High instrument deployment costs hinder the expansion of equipment at primary healthcare facilities, making large-scale adoption difficult. Consequently, usage is restricted to "centralized testing," which inadvertently incurs hidden costs such as sample transportation and patients seeking medical care in different locations. Furthermore, high per-unit data production costs lead to elevated consumer prices in end-use scenarios, limiting affordability to a smaller population. This also results in slower and limited data accumulation, which impedes technological upgrades and product iteration. Meanwhile, for sequencing companies, high startup costs per run necessitate batch pooling to amortize expenses. The uncertainty associated with sample pooling timelines keeps these companies in a passive position regarding efforts to reduce testing turnaround times.
Anxuyuan has launched the AXP100-RS gene sequencer, integrating core advantages of low cost, long read lengths, high accuracy, compact size, and rapid detection, which holds significant industry value for the healthy development of China’s gene sequencing instrument sector.

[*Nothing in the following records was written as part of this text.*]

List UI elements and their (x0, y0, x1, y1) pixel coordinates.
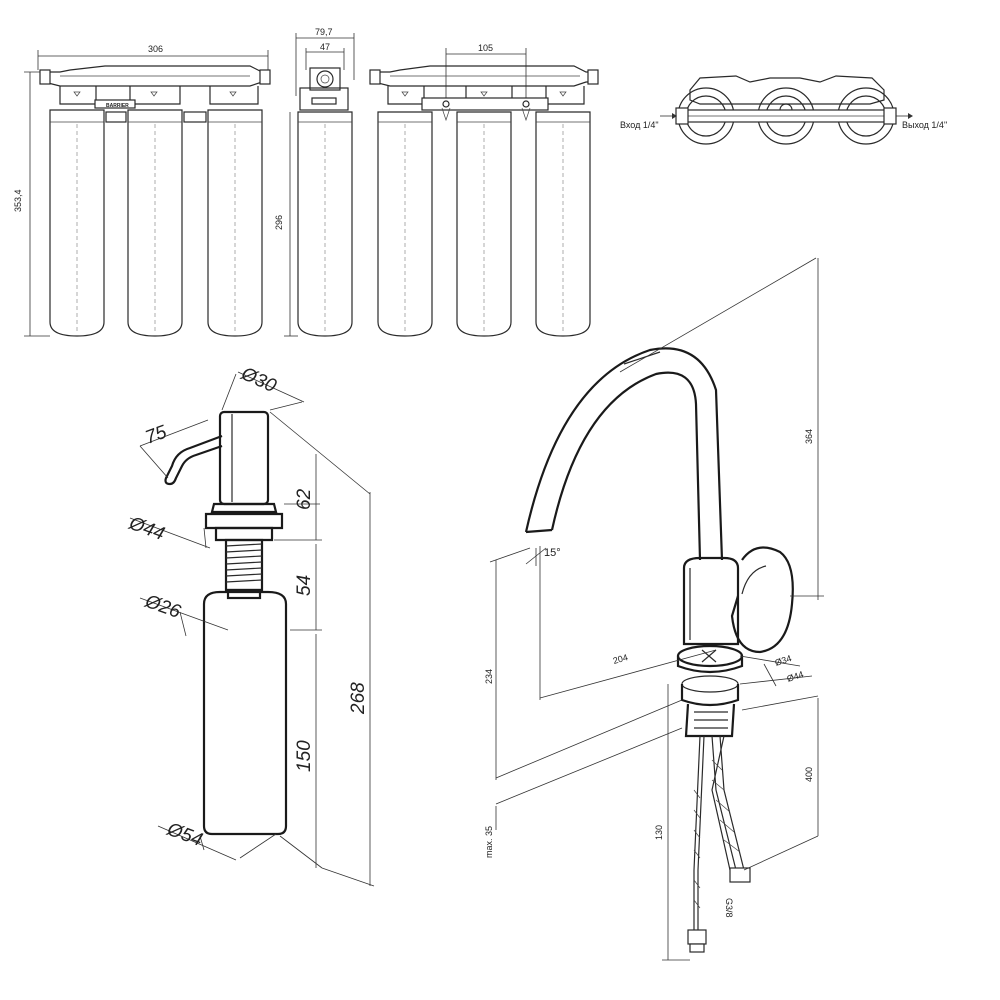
kitchen-faucet: 364 204 15° 234 max. 35 Ø34 Ø44 400 130 (484, 257, 824, 961)
spout-angle-label: 15° (544, 547, 561, 559)
side-depth-label: 79,7 (315, 27, 333, 37)
flange-diameter-label: Ø44 (125, 513, 167, 545)
filter-side-view: 79,7 47 296 (274, 27, 355, 337)
inlet-label: Вход 1/4" (620, 120, 659, 130)
thread-diameter-label: Ø26 (141, 591, 183, 624)
filter-front-view: 306 353,4 BARRIER (13, 44, 271, 337)
filter-width-label: 306 (148, 44, 163, 54)
filter-rear-view: 105 (369, 43, 599, 337)
head-diameter-label: Ø30 (237, 363, 280, 397)
spout-height-label: 234 (484, 669, 494, 684)
hose-thread-label: G3/8 (724, 898, 734, 918)
base-outer-label: Ø44 (786, 669, 805, 684)
soap-dispenser: Ø30 75 62 Ø44 54 Ø26 150 268 Ø54 (125, 363, 375, 887)
side-inner-label: 47 (320, 42, 330, 52)
body-height-label: 296 (274, 215, 284, 230)
outlet-label: Выход 1/4" (902, 120, 947, 130)
bottle-height-label: 150 (294, 740, 315, 772)
brand-label: BARRIER (106, 103, 129, 109)
faucet-height-label: 364 (804, 429, 814, 444)
filter-top-view: Вход 1/4" Выход 1/4" (620, 75, 947, 145)
hose-length-label: 400 (804, 767, 814, 782)
thread-length-label: 54 (294, 575, 315, 596)
head-height-label: 62 (294, 488, 315, 510)
filter-height-label: 353,4 (13, 189, 23, 212)
reach-label: 204 (612, 652, 629, 666)
total-height-label: 268 (348, 682, 369, 715)
bottle-diameter-label: Ø54 (163, 819, 205, 851)
countertop-label: max. 35 (484, 826, 494, 858)
stud-length-label: 130 (654, 825, 664, 840)
spout-length-label: 75 (143, 422, 170, 449)
base-inner-label: Ø34 (774, 653, 793, 668)
thread-lines (225, 543, 263, 583)
hose-braid (693, 759, 741, 909)
mount-spacing-label: 105 (478, 43, 493, 53)
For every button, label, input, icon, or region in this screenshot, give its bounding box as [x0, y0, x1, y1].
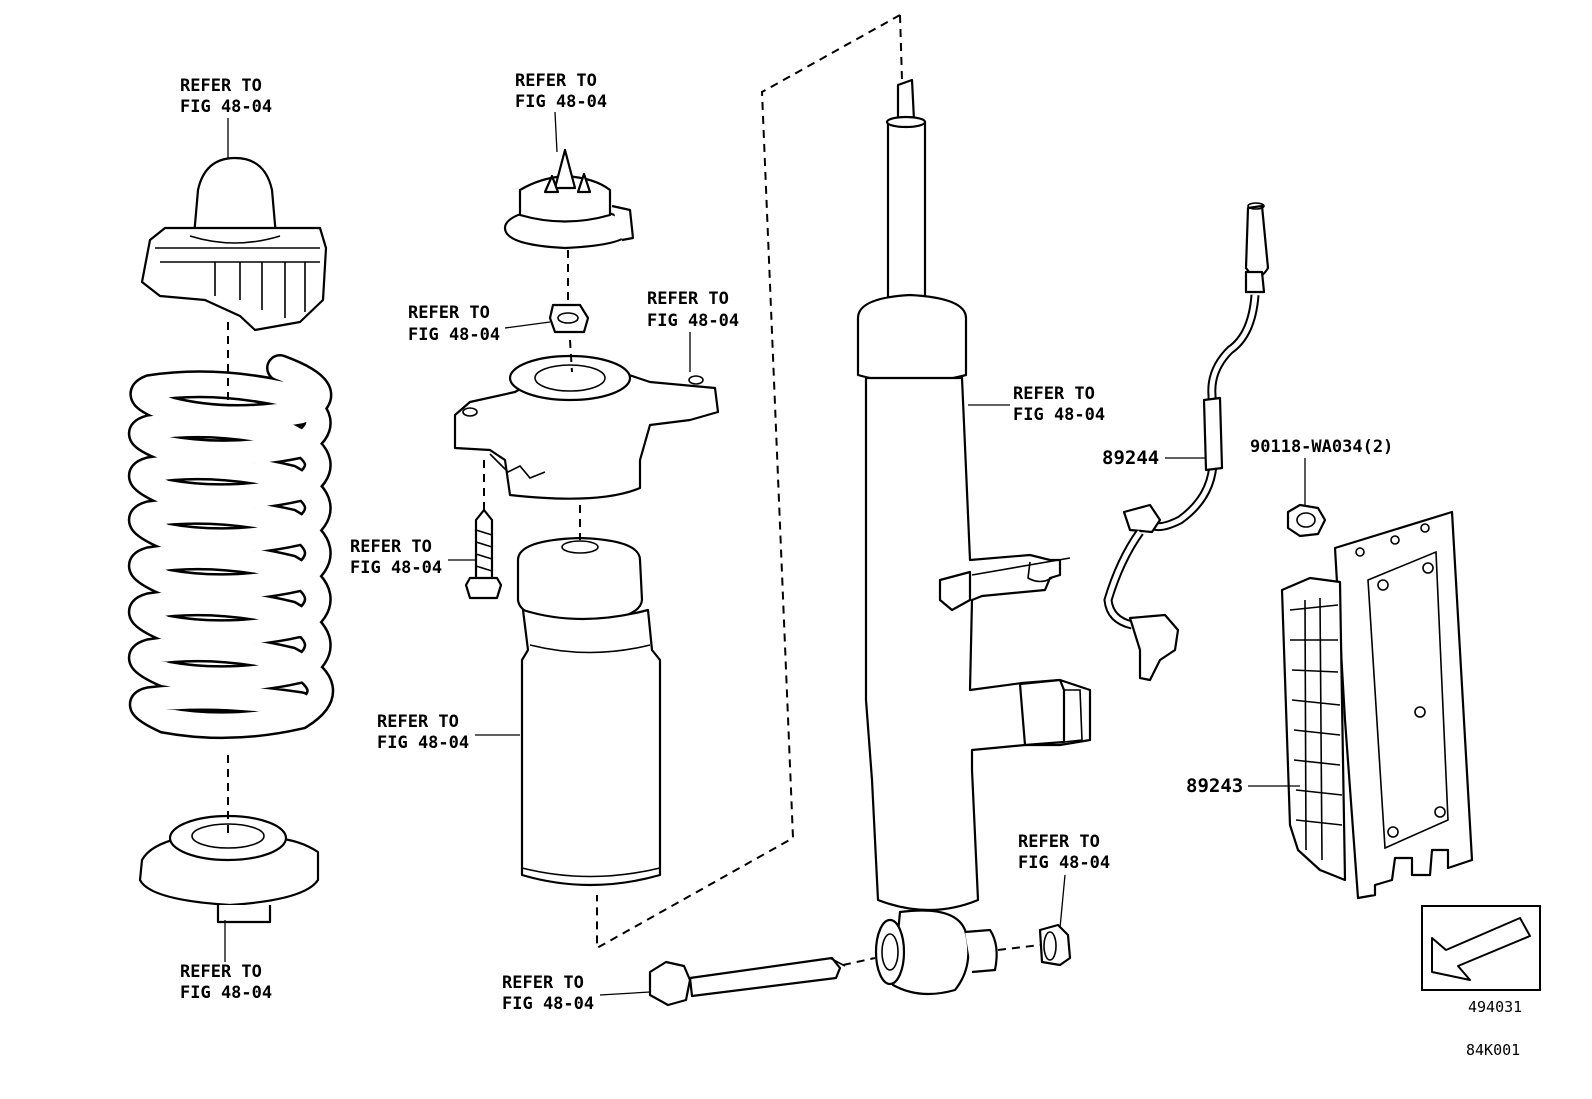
sensor-wire [1103, 202, 1270, 682]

It is understood that this sequencing system is powered by a fourth-generation nanopore gene sequencing platform, featuring a comprehensive product suite covering the entire sequencing workflow. This includes sample processing and nucleic acid extraction; library preparation reagents (Xprep Kit 100); long-read sequencing instruments (AXP100-RS), sequencing chips (XPU100), and sequencing reagents (Xseq Kit 100); as well as the Xconsole 100 operational and data analysis system. Anxu Yuan provides complete hardware and software support for its leading gene sequencing technology, ensuring stable sequencing performance and achieving low-cost sequencing.
The XPU100 sequencing chip, a core component of its sequencer, inherits the advantages of Bio-CMOS chips, including high sensitivity in AC impedance detection, rapid sequencing speed, and flexible throughput. Meanwhile, it enhances anti-interference capability and integrated throughput, ensuring a maximum data output of up to 100 Gb while maintaining a sequencing cost significantly below $1 per Gb.
In other words, Anxu Yuan has leveraged the world’s most advanced semiconductor technology to create the lowest-cost sequencing platform, making “on-demand sequencing” a reality for genetic testing.
Long-read sequencing has reached a critical juncture. If cost barriers can be overcome and supporting technologies and related fields can keep pace, numerous new application scenarios may emerge, accelerating the market adoption of this technological domain.